If your local seafood market allows you to handle the oysters, clack them together. It shouldn’t sound hollow, good oysters sound like rocks because of all the liquor trapped inside (The beautifully clean liquid surrounding the oyster). You will know without a doubt that your oyster is good if you see a little crab squirming around after you’ve opened it. Don’t be alarmed, this is a good sign because it means that the oyster is so nutrient rich that there is enough for the crab to survive off of it. Pop the little guy in your mouth to absorb his power or put ’em in a jar and call him Sheldon - the choice is yours. Oysters should never look dry. Liquor should be spilling out when you open one, and the smell should only whisper where it had just come from. Before you leave, make sure to ask the fish vendor for an extra bag of crushed ice for later.
Let’s Get To Shucking
Now that you are home, get the largest bowl you own, throw those oysters in, and fill it with water until they are all submerged. Now get your hands in there and mix it up. Washing the oysters will lower your chances of slurping up any grit along with the beautiful meat. Oysters have a flat side of their shell and a round side. Rest the oyster on a dish towel with the flat side up and the hinge pointing toward your dominant hand. Rest the tip of your knife parallel to the hinge and cover the oyster and blade with the other half of the towel to save your hand from any slippage (I recommend wearing a cut proof glove for beginners.). Press your knife in further while wiggling the blade side to side to feel for the inner shell. This shouldn’t require much force if your knife is sharp enough, and if you're breaking a sweat you are most likely doing something wrong. If you are successful, the oyster should be able to hang off the tip of your blade. Now twist the blade towards you to lever the shell open, and scrape against the top of the inner shell following the perimeter of the oyster until the meat has been cleanly separated.
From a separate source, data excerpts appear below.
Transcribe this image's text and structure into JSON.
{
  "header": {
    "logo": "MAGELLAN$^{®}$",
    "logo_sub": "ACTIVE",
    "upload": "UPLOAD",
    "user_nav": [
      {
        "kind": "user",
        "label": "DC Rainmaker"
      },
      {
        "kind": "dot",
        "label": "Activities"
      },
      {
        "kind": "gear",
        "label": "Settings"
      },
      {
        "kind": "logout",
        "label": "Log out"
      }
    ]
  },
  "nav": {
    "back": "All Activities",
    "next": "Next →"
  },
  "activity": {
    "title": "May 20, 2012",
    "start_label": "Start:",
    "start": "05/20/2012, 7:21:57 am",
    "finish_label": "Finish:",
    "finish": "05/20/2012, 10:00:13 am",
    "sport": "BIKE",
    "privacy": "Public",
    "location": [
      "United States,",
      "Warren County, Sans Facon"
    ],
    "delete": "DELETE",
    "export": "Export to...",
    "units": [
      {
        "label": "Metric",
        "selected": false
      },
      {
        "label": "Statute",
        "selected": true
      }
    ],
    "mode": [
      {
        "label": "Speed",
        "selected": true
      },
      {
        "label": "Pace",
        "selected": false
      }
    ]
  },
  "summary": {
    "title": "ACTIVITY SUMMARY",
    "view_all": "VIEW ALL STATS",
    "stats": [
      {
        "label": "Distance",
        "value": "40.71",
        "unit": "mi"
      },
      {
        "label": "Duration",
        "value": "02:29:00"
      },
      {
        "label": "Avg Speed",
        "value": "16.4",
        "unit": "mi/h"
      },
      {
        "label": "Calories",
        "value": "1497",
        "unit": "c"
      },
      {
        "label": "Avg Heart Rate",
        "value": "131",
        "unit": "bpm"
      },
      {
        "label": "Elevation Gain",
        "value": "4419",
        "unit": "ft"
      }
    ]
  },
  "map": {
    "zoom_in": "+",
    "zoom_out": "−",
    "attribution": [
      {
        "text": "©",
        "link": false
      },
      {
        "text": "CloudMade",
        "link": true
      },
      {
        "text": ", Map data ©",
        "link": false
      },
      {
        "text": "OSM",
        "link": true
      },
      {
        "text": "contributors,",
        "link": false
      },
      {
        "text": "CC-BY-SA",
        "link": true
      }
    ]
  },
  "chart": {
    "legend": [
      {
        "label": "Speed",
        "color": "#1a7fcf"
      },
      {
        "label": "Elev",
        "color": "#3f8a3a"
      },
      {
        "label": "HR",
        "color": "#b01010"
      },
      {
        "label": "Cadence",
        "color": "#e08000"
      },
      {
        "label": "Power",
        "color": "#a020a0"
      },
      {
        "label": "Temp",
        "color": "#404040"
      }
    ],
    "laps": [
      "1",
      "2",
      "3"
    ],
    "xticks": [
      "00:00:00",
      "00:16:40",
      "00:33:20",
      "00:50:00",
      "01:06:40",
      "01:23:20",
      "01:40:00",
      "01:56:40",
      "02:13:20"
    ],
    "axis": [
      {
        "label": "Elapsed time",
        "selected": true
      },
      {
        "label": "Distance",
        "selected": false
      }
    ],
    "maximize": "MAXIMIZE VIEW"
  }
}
Hold the oyster out at arm’s length so that the sun can shine brilliantly on its glistening body and behold.
Isn’t she stunning?
Inspect the liquor for any grit, and with your knife, turn the meat over to reveal the smooth underbelly and you are all set! Set those beauties on the crushed ice you brought back from the market and enjoy.
Coming Together with Oysters
Oysters often symbolize protection, a hidden treasure, finding inner self… and other sexual connotations. Oysters don’t always lead to love, but I have never seen someone down a dozen oysters alone. It always tastes better with friends. People all over the world eat oysters from Japan to New Zealand, from the East Coast to the West Coast. Our love for these little earthly delights go beyond every boundary, so get everyone together and let's get to shucking.